The first Thailand Personal Data Protection Act B.E. 2562 (2019) (the "PDPA") was finally introduced on 27 May 2019 and became effective on 28 May 2019. The PDPA contains provisions of personal data protection, use and disclosure of personal data, complaint, etc.
Under the PDPA, "Personal Data" broadly covers information of a natural person that is able to directly or indirectly identify such person, but excluding information of a deceased. The PDPA also defines "Personal Data Controller" and "Personal Data Processor", who shall have the responsibilities and liabilities under the PDPA in handling "Personal Data".
"Personal Data Controller" includes a natural or juristic person having the authority to make decisions on collection, usage and disclosure of Personal Data, and "Personal Data Processor" means a natural or juristic person who carries out the collection, usage and disclosure of Personal Data in accordance with the instruction of or on behalf of "Personal Data Controller", provided "Personal Data Processor" and "Personal Data Controller" must be separate person.
Extraterritorial Application
Personal data controller and personal data processor locating outside Thailand are also subject to the PDPA, if the collection, usage and disclosure of Personal Data of the owner of such Personal Data in Thailand are carried out for the following activities: (i) offer of product or service to owner of the Personal Data in Thailand whether there is payment by such owner or not; and (ii) monitoring of behaviours of the owner of the Personal Data occurring in Thailand.
Consent of Personal Data Owner
The personal data controller must obtain express consent (whether in writing or through electronic system) from the personal data owner prior to or at the time of collecting, using or disclosing of the personal data. Purposes of collecting, using or disclosing of the personal data must be clearly stated and separated from other contents in the request for consent.
Basically, personal data owner can revoke his/her consent at any time. However, a revocation shall not affect the previous collection, usage or disclosure, which has been legally consented by the owner of such personal data.
Personal data controller must collect, use or disclose the personal data only in accordance with the purpose notified to the owner before or at the time of such collection, usage or disclosure.
Collection of Personal Data
Except for certain limited circumstances, personal data shall be collected directly from the owner.
The PDPA also prescribes the duties of the personal data controller to inform the personal data owner of certain things before or at the time of collection such as purpose of the collection, the type of person or government authority to which the personal data may be disclosed, the contact information of personal data controller.

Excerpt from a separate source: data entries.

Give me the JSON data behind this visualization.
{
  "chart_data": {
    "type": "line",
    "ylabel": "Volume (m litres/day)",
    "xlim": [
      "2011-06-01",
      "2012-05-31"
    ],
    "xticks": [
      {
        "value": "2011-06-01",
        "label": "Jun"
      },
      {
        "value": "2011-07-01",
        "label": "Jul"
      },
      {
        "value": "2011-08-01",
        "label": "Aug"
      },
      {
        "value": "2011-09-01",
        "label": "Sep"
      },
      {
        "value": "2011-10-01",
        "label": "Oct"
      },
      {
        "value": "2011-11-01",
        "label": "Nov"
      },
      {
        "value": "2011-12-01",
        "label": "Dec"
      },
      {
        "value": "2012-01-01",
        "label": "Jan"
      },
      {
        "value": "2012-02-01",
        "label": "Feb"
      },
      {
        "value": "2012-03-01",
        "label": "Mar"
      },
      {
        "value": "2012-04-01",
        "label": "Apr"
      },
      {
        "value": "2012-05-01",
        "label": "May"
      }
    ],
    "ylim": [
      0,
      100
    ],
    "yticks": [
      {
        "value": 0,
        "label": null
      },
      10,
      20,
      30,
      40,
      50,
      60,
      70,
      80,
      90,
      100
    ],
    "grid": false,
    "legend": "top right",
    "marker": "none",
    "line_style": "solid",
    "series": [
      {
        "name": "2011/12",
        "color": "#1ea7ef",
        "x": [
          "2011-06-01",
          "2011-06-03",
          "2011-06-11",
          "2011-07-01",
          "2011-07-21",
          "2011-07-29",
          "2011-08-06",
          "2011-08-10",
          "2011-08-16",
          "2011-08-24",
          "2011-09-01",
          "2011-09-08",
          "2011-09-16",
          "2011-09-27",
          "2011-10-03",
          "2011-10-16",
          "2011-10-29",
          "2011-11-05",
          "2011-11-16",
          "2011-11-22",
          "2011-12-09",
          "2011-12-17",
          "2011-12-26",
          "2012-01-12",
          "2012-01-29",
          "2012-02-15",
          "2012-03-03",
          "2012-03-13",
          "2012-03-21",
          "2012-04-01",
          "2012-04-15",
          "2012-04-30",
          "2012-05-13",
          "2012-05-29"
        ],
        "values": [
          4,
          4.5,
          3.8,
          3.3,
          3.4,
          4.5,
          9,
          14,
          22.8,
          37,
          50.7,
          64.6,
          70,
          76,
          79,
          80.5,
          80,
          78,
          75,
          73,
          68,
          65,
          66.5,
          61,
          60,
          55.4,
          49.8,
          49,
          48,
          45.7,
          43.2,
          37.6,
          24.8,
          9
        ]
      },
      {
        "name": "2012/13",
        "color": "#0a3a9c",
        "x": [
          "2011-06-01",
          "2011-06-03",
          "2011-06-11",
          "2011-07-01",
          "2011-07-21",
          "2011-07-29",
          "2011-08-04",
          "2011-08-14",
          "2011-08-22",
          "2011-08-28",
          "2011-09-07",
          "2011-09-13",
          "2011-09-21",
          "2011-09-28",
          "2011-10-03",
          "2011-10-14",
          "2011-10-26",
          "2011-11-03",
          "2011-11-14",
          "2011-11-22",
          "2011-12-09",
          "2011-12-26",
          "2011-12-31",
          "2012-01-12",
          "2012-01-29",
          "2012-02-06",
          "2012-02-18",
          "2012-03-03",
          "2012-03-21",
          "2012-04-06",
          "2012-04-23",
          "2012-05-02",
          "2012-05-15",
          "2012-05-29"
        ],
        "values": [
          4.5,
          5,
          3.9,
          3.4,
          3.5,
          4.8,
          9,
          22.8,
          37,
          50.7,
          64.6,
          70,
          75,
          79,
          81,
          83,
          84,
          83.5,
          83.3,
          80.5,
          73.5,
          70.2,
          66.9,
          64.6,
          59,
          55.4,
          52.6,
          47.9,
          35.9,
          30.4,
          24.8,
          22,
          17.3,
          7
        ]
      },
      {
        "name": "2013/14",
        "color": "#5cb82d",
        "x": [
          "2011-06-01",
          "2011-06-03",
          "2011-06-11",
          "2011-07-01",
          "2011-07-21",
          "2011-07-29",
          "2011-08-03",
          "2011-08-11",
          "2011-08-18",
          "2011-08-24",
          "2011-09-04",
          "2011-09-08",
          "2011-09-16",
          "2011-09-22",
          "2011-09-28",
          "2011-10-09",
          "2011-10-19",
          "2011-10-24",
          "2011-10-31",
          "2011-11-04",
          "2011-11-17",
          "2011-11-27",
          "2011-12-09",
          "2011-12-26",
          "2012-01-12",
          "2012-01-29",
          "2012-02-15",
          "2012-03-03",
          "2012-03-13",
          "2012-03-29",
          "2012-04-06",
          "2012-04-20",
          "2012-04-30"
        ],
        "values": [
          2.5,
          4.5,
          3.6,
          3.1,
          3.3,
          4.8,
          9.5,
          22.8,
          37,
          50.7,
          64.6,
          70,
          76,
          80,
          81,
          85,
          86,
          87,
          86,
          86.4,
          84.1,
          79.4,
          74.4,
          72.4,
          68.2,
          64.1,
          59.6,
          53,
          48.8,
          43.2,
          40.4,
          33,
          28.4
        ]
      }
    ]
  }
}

The PDPA also set forth certain circumstances to which the collection of personal data may be conducted without consent of the owner such as for purpose of protecting and restraining danger to life, body and health of a natural person or as necessary to comply with the contract to which the personal data owner is a party.
Transfer of Personal Data
Subject to limited exceptions, personal data could be transferred to a recipient outside Thailand only if such recipient country or international organization, as the case may be, has sufficient measure for personal data protection as per the regulations to be stipulated by the Personal Data Protection Committee.
Rights of Data Owners
The data owner has the right to request for access and obtain copy of his/her personal data from the personal data controller or seek disclosure of the source of information where the personal data is obtained without the data owner's consent.
Penalties
The PDPA imposes both civil and criminal penalties for non-compliance where the fines could be up to Baht 5,000,000 and the imprisonment could be up to one year. The PDPA also provides the court with the authority to order the personal data controller or personal data processor to pay the punitive damages in addition to the actual damages determined by the court of up to twice of such actual damages.
Conclusion
The PDPA provides a period of one year for all persons and entities which are considered as personal data controller or personal data processor to prepare and start taking necessary actions for compliance. The regulations and notifications to be issued under the PDPA shall be introduced within one year from the effective date of the PDPA.